Gables, which likes to have around 1,200 units under management in a market before launching any development, primarily is focused on urban mixed-use, mid-rise product. “It’s a product type that we understand and there’s the possibility that we may run into a high- rise opportunity or two, but our power alley is in the mid-rise area,” he said.

Gables currently has more than $1 billion of development and redevelopment underway and is looking actively for more opportunities, including busted condo deals that never broke ground. Over the past several months, the REIT acquired sites in Washington, D.C., and Arlington, Va., from Centex Homes. Both were entitled for multifamily development by the home builder that planned to build for-sale units there, but changed its mind when the condo train ran out
of steam. Gables already has broken ground on the D.C. site, which is located immediately adjacent to the Takoma Park Metro station, planning to build 144-units in a high-end, five-story apartment community there. Fitch expects a Q4 start for a four-story, 132-unit, upscale rental project on the Virginia site.

The company also has purchased a couple of similarly entitled sites in Florida and is working on the acquisition of a couple more there, while finishing up development of the 246-unit second phase of Gables Villa Rosa in Dallas, leasing up the recently completed 450-unit third phase of Gables Metropolitan in Atlanta and getting under way on the 380-unit Gables West Ave. that broke ground last February in Houston.

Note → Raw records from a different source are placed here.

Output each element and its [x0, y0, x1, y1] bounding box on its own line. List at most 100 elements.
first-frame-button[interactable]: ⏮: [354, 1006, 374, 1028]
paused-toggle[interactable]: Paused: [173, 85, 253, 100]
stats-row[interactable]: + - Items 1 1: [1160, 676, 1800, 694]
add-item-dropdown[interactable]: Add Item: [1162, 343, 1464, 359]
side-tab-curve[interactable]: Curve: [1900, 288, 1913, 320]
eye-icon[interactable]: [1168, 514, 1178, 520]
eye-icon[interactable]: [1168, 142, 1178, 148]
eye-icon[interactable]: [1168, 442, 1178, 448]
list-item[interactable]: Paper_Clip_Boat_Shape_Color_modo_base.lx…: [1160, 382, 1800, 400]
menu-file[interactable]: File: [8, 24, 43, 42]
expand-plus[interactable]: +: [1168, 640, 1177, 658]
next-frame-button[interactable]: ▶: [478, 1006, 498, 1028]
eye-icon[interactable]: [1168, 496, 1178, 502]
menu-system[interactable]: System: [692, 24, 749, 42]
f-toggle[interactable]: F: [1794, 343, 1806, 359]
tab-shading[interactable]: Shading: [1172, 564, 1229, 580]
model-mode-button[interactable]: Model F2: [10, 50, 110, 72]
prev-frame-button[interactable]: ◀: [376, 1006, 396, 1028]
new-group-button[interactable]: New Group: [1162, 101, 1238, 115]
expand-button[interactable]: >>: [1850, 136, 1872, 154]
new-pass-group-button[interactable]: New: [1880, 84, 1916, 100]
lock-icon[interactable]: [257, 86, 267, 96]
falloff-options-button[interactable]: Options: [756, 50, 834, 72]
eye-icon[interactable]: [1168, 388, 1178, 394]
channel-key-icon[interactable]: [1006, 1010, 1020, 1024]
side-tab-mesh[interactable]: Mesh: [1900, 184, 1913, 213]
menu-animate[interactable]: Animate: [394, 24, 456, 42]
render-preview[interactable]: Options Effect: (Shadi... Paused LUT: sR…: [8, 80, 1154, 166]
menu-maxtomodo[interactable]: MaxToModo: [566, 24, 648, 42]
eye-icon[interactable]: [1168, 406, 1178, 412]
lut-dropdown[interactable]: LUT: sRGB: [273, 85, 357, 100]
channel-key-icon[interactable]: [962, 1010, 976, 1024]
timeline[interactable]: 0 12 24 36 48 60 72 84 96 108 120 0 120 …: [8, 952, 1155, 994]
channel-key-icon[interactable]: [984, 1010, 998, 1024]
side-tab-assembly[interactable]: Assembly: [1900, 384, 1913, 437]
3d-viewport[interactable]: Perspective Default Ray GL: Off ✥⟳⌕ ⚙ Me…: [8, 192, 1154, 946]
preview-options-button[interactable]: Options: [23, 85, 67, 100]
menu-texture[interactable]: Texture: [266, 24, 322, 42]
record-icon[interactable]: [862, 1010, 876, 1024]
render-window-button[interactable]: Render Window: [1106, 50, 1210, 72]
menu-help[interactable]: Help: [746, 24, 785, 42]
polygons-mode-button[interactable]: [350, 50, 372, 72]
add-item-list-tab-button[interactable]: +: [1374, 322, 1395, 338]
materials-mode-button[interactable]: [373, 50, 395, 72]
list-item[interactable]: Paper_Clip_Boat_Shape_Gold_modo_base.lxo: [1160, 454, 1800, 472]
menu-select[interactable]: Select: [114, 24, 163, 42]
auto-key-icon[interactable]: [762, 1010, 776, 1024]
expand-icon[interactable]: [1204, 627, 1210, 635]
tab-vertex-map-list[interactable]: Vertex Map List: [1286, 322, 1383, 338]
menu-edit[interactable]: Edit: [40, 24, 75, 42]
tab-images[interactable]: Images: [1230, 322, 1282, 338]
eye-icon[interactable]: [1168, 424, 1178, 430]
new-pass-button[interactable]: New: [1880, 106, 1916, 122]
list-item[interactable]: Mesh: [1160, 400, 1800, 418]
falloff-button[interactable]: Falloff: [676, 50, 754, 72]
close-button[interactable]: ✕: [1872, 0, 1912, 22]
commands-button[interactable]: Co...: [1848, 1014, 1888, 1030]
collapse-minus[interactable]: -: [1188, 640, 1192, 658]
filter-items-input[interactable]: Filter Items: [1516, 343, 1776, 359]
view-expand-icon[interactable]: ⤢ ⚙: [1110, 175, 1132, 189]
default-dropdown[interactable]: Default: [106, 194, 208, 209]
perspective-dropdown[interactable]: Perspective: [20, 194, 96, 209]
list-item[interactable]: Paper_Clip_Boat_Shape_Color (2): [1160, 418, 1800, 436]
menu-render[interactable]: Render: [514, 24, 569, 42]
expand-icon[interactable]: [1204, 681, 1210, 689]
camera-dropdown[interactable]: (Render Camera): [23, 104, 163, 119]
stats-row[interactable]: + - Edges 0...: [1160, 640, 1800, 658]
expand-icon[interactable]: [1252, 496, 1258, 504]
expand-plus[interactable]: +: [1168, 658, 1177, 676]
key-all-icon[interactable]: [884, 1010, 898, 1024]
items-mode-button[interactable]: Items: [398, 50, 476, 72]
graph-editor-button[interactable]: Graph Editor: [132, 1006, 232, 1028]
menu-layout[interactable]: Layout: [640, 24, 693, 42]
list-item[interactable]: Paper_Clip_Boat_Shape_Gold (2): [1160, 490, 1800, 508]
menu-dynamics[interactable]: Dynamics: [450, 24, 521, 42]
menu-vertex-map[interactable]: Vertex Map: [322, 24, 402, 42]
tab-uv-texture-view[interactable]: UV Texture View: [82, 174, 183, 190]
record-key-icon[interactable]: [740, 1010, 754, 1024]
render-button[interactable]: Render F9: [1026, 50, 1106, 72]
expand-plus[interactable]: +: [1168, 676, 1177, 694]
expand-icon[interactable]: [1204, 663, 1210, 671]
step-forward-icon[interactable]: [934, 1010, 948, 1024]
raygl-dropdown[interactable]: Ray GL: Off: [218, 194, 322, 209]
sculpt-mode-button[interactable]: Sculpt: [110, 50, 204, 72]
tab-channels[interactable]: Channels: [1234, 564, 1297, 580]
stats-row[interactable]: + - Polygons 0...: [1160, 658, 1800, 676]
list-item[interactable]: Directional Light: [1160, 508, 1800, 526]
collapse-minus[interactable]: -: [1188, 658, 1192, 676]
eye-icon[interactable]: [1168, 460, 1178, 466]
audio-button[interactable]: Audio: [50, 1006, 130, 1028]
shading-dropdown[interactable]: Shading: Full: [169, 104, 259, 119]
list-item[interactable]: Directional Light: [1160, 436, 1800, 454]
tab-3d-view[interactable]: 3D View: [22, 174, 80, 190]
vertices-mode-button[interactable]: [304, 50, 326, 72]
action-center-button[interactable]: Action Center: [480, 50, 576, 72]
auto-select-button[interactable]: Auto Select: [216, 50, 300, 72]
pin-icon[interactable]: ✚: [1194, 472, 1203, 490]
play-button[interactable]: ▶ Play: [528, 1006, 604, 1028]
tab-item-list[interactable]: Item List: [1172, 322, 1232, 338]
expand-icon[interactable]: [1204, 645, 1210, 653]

The company now is funded like a traditional private portfolio. “We have a large permanent debt facility and we use a revolver to fund our development and may use some separate third-party construction financing, as well,” he said, adding that the company also will pursue joint ventures to reduce risk on larger projects and for portfolio allocation purposes.

Gables’ new owners already have seen the considerable financial reward through sales of the company’s upscale assets. “We’ve sold a little over $1 billion in assets over the past year, the bulk of that last summer and fall, fairly evenly spread in Florida, Georgia and Texas, selling the highest valued assets to condo converters at hyper valuations,” Fitch said.

But the privatized REIT no longer is buying stabilized Class A assets to replace those that are sold. “If we are buying, which is not often, we are buying existing operating assets that usually need to be repositioned or torn down and redeveloped,” Fitch said of the REIT that now is in the profitable value-add/opportunity space, where targeted returns on acquisitions are in the leveraged high teens.

Gables, he said, is growing, but he plans to be very methodical about that growth process. “We are in eight markets now and I could see us expanding into another two over the next year or so and then, as opportunity presents itself and our ability to have operations on the ground, we will selectively grow into additional markets,” Fitch predicted.

He is pleased with the strong relationship Gables and its new general partners and investors have developed. “We have established a strong communication regarding our activities and are engaged in strategic and tactical discussions with them on a current basis. An advantage, I think, is that it expands our horizons significantly because of the knowledge and influence those two firms–ING and Lehman Brothers–have in the broader real estate world, not just in the multifamily world, and we are able to leverage from that experience to help us be better at what we do,” said Fitch.

Mutz, also, is happy with the expanded opportunities inherent in transformation from a public to a private REIT and AMLI’s relationship with Morgan Stanley’s Prime Property Fund, but, in many ways, it’s still business as usual. “We continue to compete against the public REITs and view them as able contenders and we thrive on competing with them, but, whether you’re owned as a public company or a private company, I think it’s your people, your strategy, your execution and your focus and attention to detail that make you a winner or a loser in this business,” he said.